|yo yo yo!
||[Jan. 8th, 2006|11:21 pm]
my little Patch of Cabbies
|||||evil-interpol (on a loop)||]|
Thanks to all for the LOVERLY christmas. i mean that sarcastically, cos the house keeps getting overrun by MORE kids! my Mom's insane. she tells me this next one will be the last one, but i don't believe her. it's a regular DAY CARE CENTER here!
*in the one corner are all the babies with the toys.
*you have 2 sick kids throwing up and crying on Mom's bed.
*Neville and Fenchurch are the human child equivalents of the Tasmanian Devil.
*Ralphie (in the bunny suit), keeps shooting people with little rubber chickens. i think he hit Tracey in the eye, and Mom made him sit in the corner for an hour.

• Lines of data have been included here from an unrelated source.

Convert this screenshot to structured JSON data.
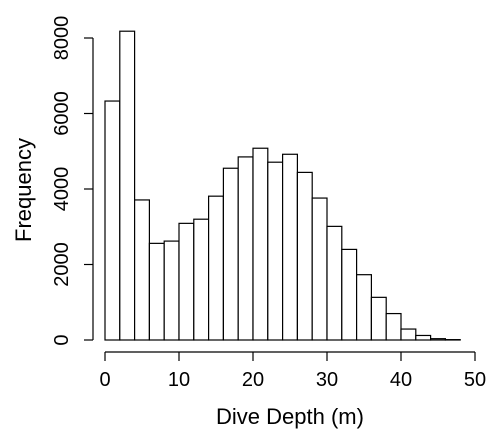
{
  "chart_data": {
    "type": "bar",
    "title": "",
    "xlabel": "Dive Depth (m)",
    "ylabel": "Frequency",
    "bin_width": 2,
    "x_start": 0,
    "counts": [
      6330,
      8180,
      3710,
      2560,
      2620,
      3090,
      3200,
      3810,
      4550,
      4850,
      5080,
      4710,
      4920,
      4440,
      3760,
      3010,
      2400,
      1730,
      1130,
      700,
      290,
      120,
      35,
      10
    ],
    "xlim": [
      0,
      50
    ],
    "ylim": [
      0,
      8200
    ],
    "x_ticks": [
      0,
      10,
      20,
      30,
      40,
      50
    ],
    "y_ticks": [
      0,
      2000,
      4000,
      6000,
      8000
    ],
    "x_tick_labels": [
      "0",
      "10",
      "20",
      "30",
      "40",
      "50"
    ],
    "y_tick_labels": [
      "0",
      "2000",
      "4000",
      "6000",
      "8000"
    ],
    "grid": false,
    "legend": "none",
    "bar_fill": "#ffffff",
    "bar_stroke": "#000000"
  }
}
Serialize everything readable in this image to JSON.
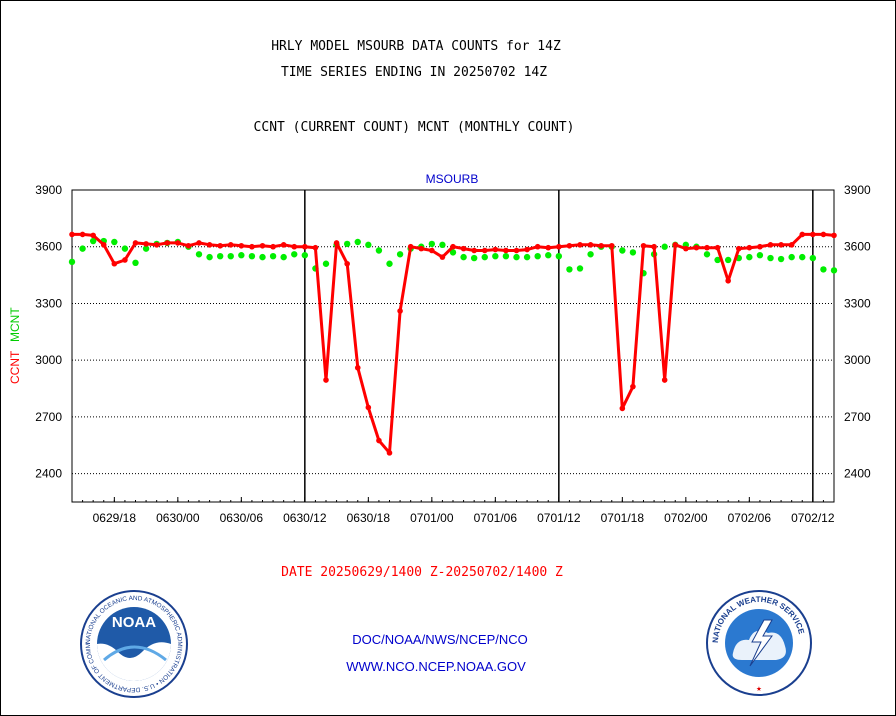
{
  "header": {
    "line1": "HRLY MODEL MSOURB DATA COUNTS for 14Z",
    "line2": "TIME SERIES ENDING IN 20250702 14Z",
    "line3": "CCNT (CURRENT COUNT) MCNT (MONTHLY COUNT)"
  },
  "footer": {
    "date_range": "DATE 20250629/1400 Z-20250702/1400 Z",
    "org": "DOC/NOAA/NWS/NCEP/NCO",
    "url": "WWW.NCO.NCEP.NOAA.GOV"
  },
  "logos": {
    "noaa_text": "NOAA",
    "noaa_ring": "NATIONAL OCEANIC AND ATMOSPHERIC ADMINISTRATION • U.S. DEPARTMENT OF COMMERCE •",
    "nws_ring": "NATIONAL WEATHER SERVICE"
  },
  "chart_data": {
    "type": "line",
    "title": "MSOURB",
    "ylabel_left": "CCNT",
    "ylabel_right": "MCNT",
    "ylim": [
      2250,
      3900
    ],
    "yticks": [
      2400,
      2700,
      3000,
      3300,
      3600,
      3900
    ],
    "xlim": [
      0,
      72
    ],
    "x_unit": "hours since 2025-06-29 14Z",
    "xtick_positions": [
      4,
      10,
      16,
      22,
      28,
      34,
      40,
      46,
      52,
      58,
      64,
      70
    ],
    "xtick_labels": [
      "0629/18",
      "0630/00",
      "0630/06",
      "0630/12",
      "0630/18",
      "0701/00",
      "0701/06",
      "0701/12",
      "0701/18",
      "0702/00",
      "0702/06",
      "0702/12"
    ],
    "day_boundaries": [
      22,
      46,
      70
    ],
    "grid": "horizontal dotted",
    "colors": {
      "ccnt": "#ff0000",
      "mcnt": "#00ee00",
      "title": "#0000cc",
      "axis": "#000000"
    },
    "series": [
      {
        "name": "CCNT",
        "color": "#ff0000",
        "points": [
          [
            0,
            3665
          ],
          [
            1,
            3665
          ],
          [
            2,
            3660
          ],
          [
            3,
            3610
          ],
          [
            4,
            3510
          ],
          [
            5,
            3530
          ],
          [
            6,
            3620
          ],
          [
            7,
            3615
          ],
          [
            8,
            3610
          ],
          [
            9,
            3620
          ],
          [
            10,
            3620
          ],
          [
            11,
            3605
          ],
          [
            12,
            3620
          ],
          [
            13,
            3610
          ],
          [
            14,
            3605
          ],
          [
            15,
            3610
          ],
          [
            16,
            3605
          ],
          [
            17,
            3600
          ],
          [
            18,
            3605
          ],
          [
            19,
            3600
          ],
          [
            20,
            3610
          ],
          [
            21,
            3600
          ],
          [
            22,
            3600
          ],
          [
            23,
            3595
          ],
          [
            24,
            2895
          ],
          [
            25,
            3620
          ],
          [
            26,
            3510
          ],
          [
            27,
            2960
          ],
          [
            28,
            2750
          ],
          [
            29,
            2575
          ],
          [
            30,
            2510
          ],
          [
            31,
            3260
          ],
          [
            32,
            3600
          ],
          [
            33,
            3590
          ],
          [
            34,
            3580
          ],
          [
            35,
            3545
          ],
          [
            36,
            3600
          ],
          [
            37,
            3590
          ],
          [
            38,
            3580
          ],
          [
            39,
            3580
          ],
          [
            40,
            3585
          ],
          [
            41,
            3580
          ],
          [
            42,
            3580
          ],
          [
            43,
            3585
          ],
          [
            44,
            3600
          ],
          [
            45,
            3595
          ],
          [
            46,
            3600
          ],
          [
            47,
            3605
          ],
          [
            48,
            3610
          ],
          [
            49,
            3610
          ],
          [
            50,
            3605
          ],
          [
            51,
            3605
          ],
          [
            52,
            2745
          ],
          [
            53,
            2860
          ],
          [
            54,
            3605
          ],
          [
            55,
            3600
          ],
          [
            56,
            2895
          ],
          [
            57,
            3610
          ],
          [
            58,
            3590
          ],
          [
            59,
            3595
          ],
          [
            60,
            3595
          ],
          [
            61,
            3595
          ],
          [
            62,
            3420
          ],
          [
            63,
            3590
          ],
          [
            64,
            3595
          ],
          [
            65,
            3600
          ],
          [
            66,
            3610
          ],
          [
            67,
            3610
          ],
          [
            68,
            3610
          ],
          [
            69,
            3665
          ],
          [
            70,
            3665
          ],
          [
            71,
            3665
          ],
          [
            72,
            3660
          ]
        ]
      },
      {
        "name": "MCNT",
        "color": "#00ee00",
        "points": [
          [
            0,
            3520
          ],
          [
            1,
            3590
          ],
          [
            2,
            3630
          ],
          [
            3,
            3630
          ],
          [
            4,
            3625
          ],
          [
            5,
            3590
          ],
          [
            6,
            3515
          ],
          [
            7,
            3590
          ],
          [
            8,
            3615
          ],
          [
            9,
            3620
          ],
          [
            10,
            3625
          ],
          [
            11,
            3600
          ],
          [
            12,
            3560
          ],
          [
            13,
            3545
          ],
          [
            14,
            3550
          ],
          [
            15,
            3550
          ],
          [
            16,
            3555
          ],
          [
            17,
            3550
          ],
          [
            18,
            3545
          ],
          [
            19,
            3550
          ],
          [
            20,
            3545
          ],
          [
            21,
            3560
          ],
          [
            22,
            3555
          ],
          [
            23,
            3485
          ],
          [
            24,
            3510
          ],
          [
            25,
            3610
          ],
          [
            26,
            3615
          ],
          [
            27,
            3625
          ],
          [
            28,
            3610
          ],
          [
            29,
            3580
          ],
          [
            30,
            3510
          ],
          [
            31,
            3560
          ],
          [
            32,
            3590
          ],
          [
            33,
            3600
          ],
          [
            34,
            3615
          ],
          [
            35,
            3610
          ],
          [
            36,
            3570
          ],
          [
            37,
            3545
          ],
          [
            38,
            3540
          ],
          [
            39,
            3545
          ],
          [
            40,
            3550
          ],
          [
            41,
            3550
          ],
          [
            42,
            3545
          ],
          [
            43,
            3545
          ],
          [
            44,
            3550
          ],
          [
            45,
            3555
          ],
          [
            46,
            3550
          ],
          [
            47,
            3480
          ],
          [
            48,
            3485
          ],
          [
            49,
            3560
          ],
          [
            50,
            3600
          ],
          [
            51,
            3600
          ],
          [
            52,
            3580
          ],
          [
            53,
            3570
          ],
          [
            54,
            3460
          ],
          [
            55,
            3560
          ],
          [
            56,
            3600
          ],
          [
            57,
            3610
          ],
          [
            58,
            3610
          ],
          [
            59,
            3600
          ],
          [
            60,
            3560
          ],
          [
            61,
            3530
          ],
          [
            62,
            3530
          ],
          [
            63,
            3540
          ],
          [
            64,
            3545
          ],
          [
            65,
            3555
          ],
          [
            66,
            3540
          ],
          [
            67,
            3535
          ],
          [
            68,
            3545
          ],
          [
            69,
            3545
          ],
          [
            70,
            3540
          ],
          [
            71,
            3480
          ],
          [
            72,
            3475
          ]
        ]
      }
    ]
  }
}
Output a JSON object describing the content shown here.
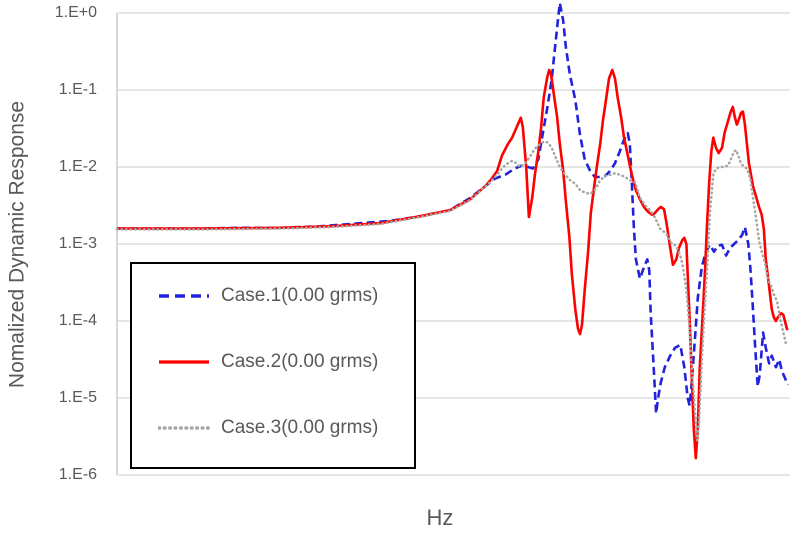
{
  "chart_data": {
    "type": "line",
    "title": "",
    "xlabel": "Hz",
    "ylabel": "Nomalized Dynamic Response",
    "grid": "horizontal-log-decades",
    "legend_position": "inside lower-left, black border",
    "x_axis": {
      "tick_labels": [],
      "note_encoding": "x stored as fraction 0-1 of plot width (no numeric x ticks shown)"
    },
    "y_axis": {
      "scale": "log10",
      "min": 1e-06,
      "max": 1,
      "tick_labels": [
        "1.E+0",
        "1.E-1",
        "1.E-2",
        "1.E-3",
        "1.E-4",
        "1.E-5",
        "1.E-6"
      ]
    },
    "y_encoding": "log10 of normalized response",
    "series": [
      {
        "name": "Case.1(0.00 grms)",
        "color": "#2222dd",
        "style": "dashed",
        "points": [
          [
            0.0,
            -2.8
          ],
          [
            0.064,
            -2.8
          ],
          [
            0.123,
            -2.8
          ],
          [
            0.183,
            -2.79
          ],
          [
            0.242,
            -2.79
          ],
          [
            0.302,
            -2.77
          ],
          [
            0.361,
            -2.73
          ],
          [
            0.406,
            -2.7
          ],
          [
            0.45,
            -2.64
          ],
          [
            0.495,
            -2.56
          ],
          [
            0.525,
            -2.4
          ],
          [
            0.547,
            -2.25
          ],
          [
            0.562,
            -2.15
          ],
          [
            0.577,
            -2.1
          ],
          [
            0.591,
            -2.02
          ],
          [
            0.602,
            -1.98
          ],
          [
            0.611,
            -2.0
          ],
          [
            0.618,
            -2.02
          ],
          [
            0.626,
            -1.9
          ],
          [
            0.633,
            -1.55
          ],
          [
            0.64,
            -1.2
          ],
          [
            0.646,
            -0.85
          ],
          [
            0.652,
            -0.35
          ],
          [
            0.658,
            0.13
          ],
          [
            0.663,
            -0.1
          ],
          [
            0.667,
            -0.45
          ],
          [
            0.673,
            -0.8
          ],
          [
            0.681,
            -1.13
          ],
          [
            0.688,
            -1.58
          ],
          [
            0.695,
            -1.9
          ],
          [
            0.703,
            -2.05
          ],
          [
            0.71,
            -2.13
          ],
          [
            0.718,
            -2.13
          ],
          [
            0.725,
            -2.12
          ],
          [
            0.733,
            -2.05
          ],
          [
            0.74,
            -1.95
          ],
          [
            0.747,
            -1.8
          ],
          [
            0.753,
            -1.65
          ],
          [
            0.759,
            -1.56
          ],
          [
            0.762,
            -1.7
          ],
          [
            0.765,
            -2.2
          ],
          [
            0.768,
            -2.8
          ],
          [
            0.771,
            -3.2
          ],
          [
            0.777,
            -3.45
          ],
          [
            0.783,
            -3.3
          ],
          [
            0.788,
            -3.2
          ],
          [
            0.791,
            -3.35
          ],
          [
            0.793,
            -3.9
          ],
          [
            0.798,
            -4.7
          ],
          [
            0.801,
            -5.2
          ],
          [
            0.804,
            -5.0
          ],
          [
            0.808,
            -4.8
          ],
          [
            0.814,
            -4.6
          ],
          [
            0.822,
            -4.45
          ],
          [
            0.829,
            -4.35
          ],
          [
            0.837,
            -4.31
          ],
          [
            0.843,
            -4.6
          ],
          [
            0.848,
            -5.0
          ],
          [
            0.851,
            -5.1
          ],
          [
            0.854,
            -4.8
          ],
          [
            0.859,
            -4.2
          ],
          [
            0.863,
            -3.7
          ],
          [
            0.869,
            -3.3
          ],
          [
            0.875,
            -3.1
          ],
          [
            0.881,
            -3.01
          ],
          [
            0.887,
            -3.1
          ],
          [
            0.893,
            -3.02
          ],
          [
            0.899,
            -3.01
          ],
          [
            0.905,
            -3.15
          ],
          [
            0.911,
            -3.05
          ],
          [
            0.917,
            -3.0
          ],
          [
            0.923,
            -2.95
          ],
          [
            0.929,
            -2.88
          ],
          [
            0.933,
            -2.78
          ],
          [
            0.938,
            -3.0
          ],
          [
            0.941,
            -3.3
          ],
          [
            0.944,
            -3.7
          ],
          [
            0.948,
            -4.3
          ],
          [
            0.952,
            -4.85
          ],
          [
            0.955,
            -4.7
          ],
          [
            0.96,
            -4.15
          ],
          [
            0.964,
            -4.35
          ],
          [
            0.969,
            -4.55
          ],
          [
            0.973,
            -4.45
          ],
          [
            0.979,
            -4.6
          ],
          [
            0.984,
            -4.5
          ],
          [
            0.988,
            -4.65
          ],
          [
            0.993,
            -4.75
          ],
          [
            0.997,
            -4.83
          ]
        ]
      },
      {
        "name": "Case.2(0.00 grms)",
        "color": "#ff0000",
        "style": "solid",
        "points": [
          [
            0.0,
            -2.8
          ],
          [
            0.123,
            -2.8
          ],
          [
            0.242,
            -2.79
          ],
          [
            0.317,
            -2.77
          ],
          [
            0.391,
            -2.73
          ],
          [
            0.45,
            -2.64
          ],
          [
            0.495,
            -2.56
          ],
          [
            0.525,
            -2.42
          ],
          [
            0.547,
            -2.25
          ],
          [
            0.557,
            -2.15
          ],
          [
            0.565,
            -2.05
          ],
          [
            0.572,
            -1.85
          ],
          [
            0.581,
            -1.7
          ],
          [
            0.587,
            -1.62
          ],
          [
            0.593,
            -1.5
          ],
          [
            0.597,
            -1.42
          ],
          [
            0.6,
            -1.36
          ],
          [
            0.603,
            -1.48
          ],
          [
            0.608,
            -2.0
          ],
          [
            0.612,
            -2.65
          ],
          [
            0.617,
            -2.4
          ],
          [
            0.621,
            -2.1
          ],
          [
            0.626,
            -1.8
          ],
          [
            0.63,
            -1.5
          ],
          [
            0.634,
            -1.1
          ],
          [
            0.639,
            -0.85
          ],
          [
            0.642,
            -0.74
          ],
          [
            0.645,
            -0.8
          ],
          [
            0.649,
            -1.05
          ],
          [
            0.654,
            -1.35
          ],
          [
            0.658,
            -1.7
          ],
          [
            0.663,
            -2.05
          ],
          [
            0.667,
            -2.45
          ],
          [
            0.672,
            -2.9
          ],
          [
            0.676,
            -3.4
          ],
          [
            0.681,
            -3.85
          ],
          [
            0.685,
            -4.1
          ],
          [
            0.688,
            -4.17
          ],
          [
            0.691,
            -4.05
          ],
          [
            0.695,
            -3.6
          ],
          [
            0.7,
            -3.1
          ],
          [
            0.704,
            -2.6
          ],
          [
            0.709,
            -2.25
          ],
          [
            0.713,
            -2.0
          ],
          [
            0.718,
            -1.7
          ],
          [
            0.722,
            -1.4
          ],
          [
            0.727,
            -1.1
          ],
          [
            0.731,
            -0.85
          ],
          [
            0.736,
            -0.74
          ],
          [
            0.74,
            -0.85
          ],
          [
            0.744,
            -1.1
          ],
          [
            0.749,
            -1.35
          ],
          [
            0.753,
            -1.6
          ],
          [
            0.759,
            -1.85
          ],
          [
            0.765,
            -2.1
          ],
          [
            0.771,
            -2.3
          ],
          [
            0.777,
            -2.42
          ],
          [
            0.783,
            -2.52
          ],
          [
            0.789,
            -2.58
          ],
          [
            0.795,
            -2.62
          ],
          [
            0.799,
            -2.6
          ],
          [
            0.804,
            -2.55
          ],
          [
            0.808,
            -2.52
          ],
          [
            0.813,
            -2.55
          ],
          [
            0.817,
            -2.75
          ],
          [
            0.822,
            -3.05
          ],
          [
            0.826,
            -3.27
          ],
          [
            0.831,
            -3.2
          ],
          [
            0.835,
            -3.05
          ],
          [
            0.84,
            -2.95
          ],
          [
            0.843,
            -2.92
          ],
          [
            0.846,
            -3.0
          ],
          [
            0.848,
            -3.4
          ],
          [
            0.851,
            -4.0
          ],
          [
            0.854,
            -4.7
          ],
          [
            0.857,
            -5.4
          ],
          [
            0.86,
            -5.78
          ],
          [
            0.863,
            -5.4
          ],
          [
            0.866,
            -4.6
          ],
          [
            0.871,
            -3.8
          ],
          [
            0.874,
            -3.3
          ],
          [
            0.877,
            -2.7
          ],
          [
            0.88,
            -2.2
          ],
          [
            0.883,
            -1.8
          ],
          [
            0.886,
            -1.62
          ],
          [
            0.89,
            -1.75
          ],
          [
            0.894,
            -1.82
          ],
          [
            0.899,
            -1.75
          ],
          [
            0.903,
            -1.55
          ],
          [
            0.908,
            -1.4
          ],
          [
            0.912,
            -1.28
          ],
          [
            0.915,
            -1.22
          ],
          [
            0.918,
            -1.35
          ],
          [
            0.921,
            -1.45
          ],
          [
            0.924,
            -1.38
          ],
          [
            0.927,
            -1.3
          ],
          [
            0.93,
            -1.28
          ],
          [
            0.933,
            -1.45
          ],
          [
            0.936,
            -1.7
          ],
          [
            0.939,
            -1.95
          ],
          [
            0.942,
            -2.1
          ],
          [
            0.945,
            -2.25
          ],
          [
            0.95,
            -2.4
          ],
          [
            0.954,
            -2.52
          ],
          [
            0.958,
            -2.62
          ],
          [
            0.961,
            -2.8
          ],
          [
            0.964,
            -3.2
          ],
          [
            0.969,
            -3.55
          ],
          [
            0.973,
            -3.85
          ],
          [
            0.976,
            -3.95
          ],
          [
            0.979,
            -4.0
          ],
          [
            0.982,
            -3.95
          ],
          [
            0.987,
            -3.9
          ],
          [
            0.99,
            -3.92
          ],
          [
            0.993,
            -4.02
          ],
          [
            0.996,
            -4.12
          ]
        ]
      },
      {
        "name": "Case.3(0.00 grms)",
        "color": "#a6a6a6",
        "style": "dotted",
        "points": [
          [
            0.0,
            -2.81
          ],
          [
            0.123,
            -2.81
          ],
          [
            0.242,
            -2.8
          ],
          [
            0.317,
            -2.78
          ],
          [
            0.391,
            -2.74
          ],
          [
            0.45,
            -2.65
          ],
          [
            0.495,
            -2.57
          ],
          [
            0.525,
            -2.43
          ],
          [
            0.539,
            -2.32
          ],
          [
            0.554,
            -2.2
          ],
          [
            0.565,
            -2.1
          ],
          [
            0.574,
            -2.0
          ],
          [
            0.581,
            -1.95
          ],
          [
            0.587,
            -1.92
          ],
          [
            0.593,
            -1.95
          ],
          [
            0.599,
            -2.0
          ],
          [
            0.606,
            -1.96
          ],
          [
            0.614,
            -1.86
          ],
          [
            0.621,
            -1.76
          ],
          [
            0.629,
            -1.7
          ],
          [
            0.634,
            -1.67
          ],
          [
            0.64,
            -1.68
          ],
          [
            0.646,
            -1.75
          ],
          [
            0.652,
            -1.88
          ],
          [
            0.658,
            -2.0
          ],
          [
            0.666,
            -2.1
          ],
          [
            0.673,
            -2.17
          ],
          [
            0.681,
            -2.22
          ],
          [
            0.688,
            -2.3
          ],
          [
            0.695,
            -2.33
          ],
          [
            0.703,
            -2.35
          ],
          [
            0.71,
            -2.3
          ],
          [
            0.718,
            -2.17
          ],
          [
            0.725,
            -2.12
          ],
          [
            0.733,
            -2.1
          ],
          [
            0.74,
            -2.08
          ],
          [
            0.747,
            -2.1
          ],
          [
            0.755,
            -2.13
          ],
          [
            0.762,
            -2.17
          ],
          [
            0.77,
            -2.2
          ],
          [
            0.777,
            -2.4
          ],
          [
            0.785,
            -2.5
          ],
          [
            0.792,
            -2.56
          ],
          [
            0.799,
            -2.65
          ],
          [
            0.807,
            -2.8
          ],
          [
            0.814,
            -2.85
          ],
          [
            0.819,
            -2.9
          ],
          [
            0.823,
            -2.98
          ],
          [
            0.828,
            -3.0
          ],
          [
            0.832,
            -3.05
          ],
          [
            0.837,
            -3.15
          ],
          [
            0.841,
            -3.3
          ],
          [
            0.846,
            -3.6
          ],
          [
            0.85,
            -4.0
          ],
          [
            0.854,
            -4.6
          ],
          [
            0.859,
            -5.2
          ],
          [
            0.862,
            -5.55
          ],
          [
            0.865,
            -5.3
          ],
          [
            0.868,
            -4.7
          ],
          [
            0.872,
            -4.0
          ],
          [
            0.877,
            -3.3
          ],
          [
            0.881,
            -2.6
          ],
          [
            0.886,
            -2.1
          ],
          [
            0.89,
            -2.02
          ],
          [
            0.896,
            -2.0
          ],
          [
            0.902,
            -2.0
          ],
          [
            0.908,
            -1.98
          ],
          [
            0.912,
            -1.9
          ],
          [
            0.917,
            -1.8
          ],
          [
            0.92,
            -1.78
          ],
          [
            0.923,
            -1.85
          ],
          [
            0.927,
            -1.95
          ],
          [
            0.932,
            -2.0
          ],
          [
            0.936,
            -2.02
          ],
          [
            0.941,
            -2.15
          ],
          [
            0.945,
            -2.4
          ],
          [
            0.95,
            -2.7
          ],
          [
            0.954,
            -2.95
          ],
          [
            0.958,
            -3.1
          ],
          [
            0.963,
            -3.25
          ],
          [
            0.967,
            -3.45
          ],
          [
            0.972,
            -3.55
          ],
          [
            0.976,
            -3.65
          ],
          [
            0.981,
            -3.75
          ],
          [
            0.985,
            -3.95
          ],
          [
            0.99,
            -4.15
          ],
          [
            0.994,
            -4.3
          ]
        ]
      }
    ]
  },
  "colors": {
    "grid": "#d6d6d6",
    "axis": "#c3c3c3",
    "text": "#595959",
    "legend_border": "#000000",
    "background": "#ffffff"
  }
}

*Leo (in the lion suit) has been scaring the rest of the girls by running around and roaring ferociously, then pulling down their pants. Mom made him sit in a different corner.
*Charlotte and Boris keep playing that same stupid Interpol cd over and over and over and over and over again- if i hear it one more time, i am chucking it out the window!
*simultaneously, Farmer, Gudrun and Tamsin keep sporadically belting out the Eddie Izzard equivalent of "12 Days of Christmas". they're watching D2K over and over again (right along with the Interpol cd, on the stereo).
and if Harold doesn't get off that dang big wheel and let someone else ride it, i'm PUSHING him off!
the only ones i can really relate to are Seth and Julian. that's it. Gretel is okay, but she's a girl. all i can really do is hug her and use her as a body pillow. she looks at me when i am talking to her, but i don't think she really hears me... only time will tell, i guess.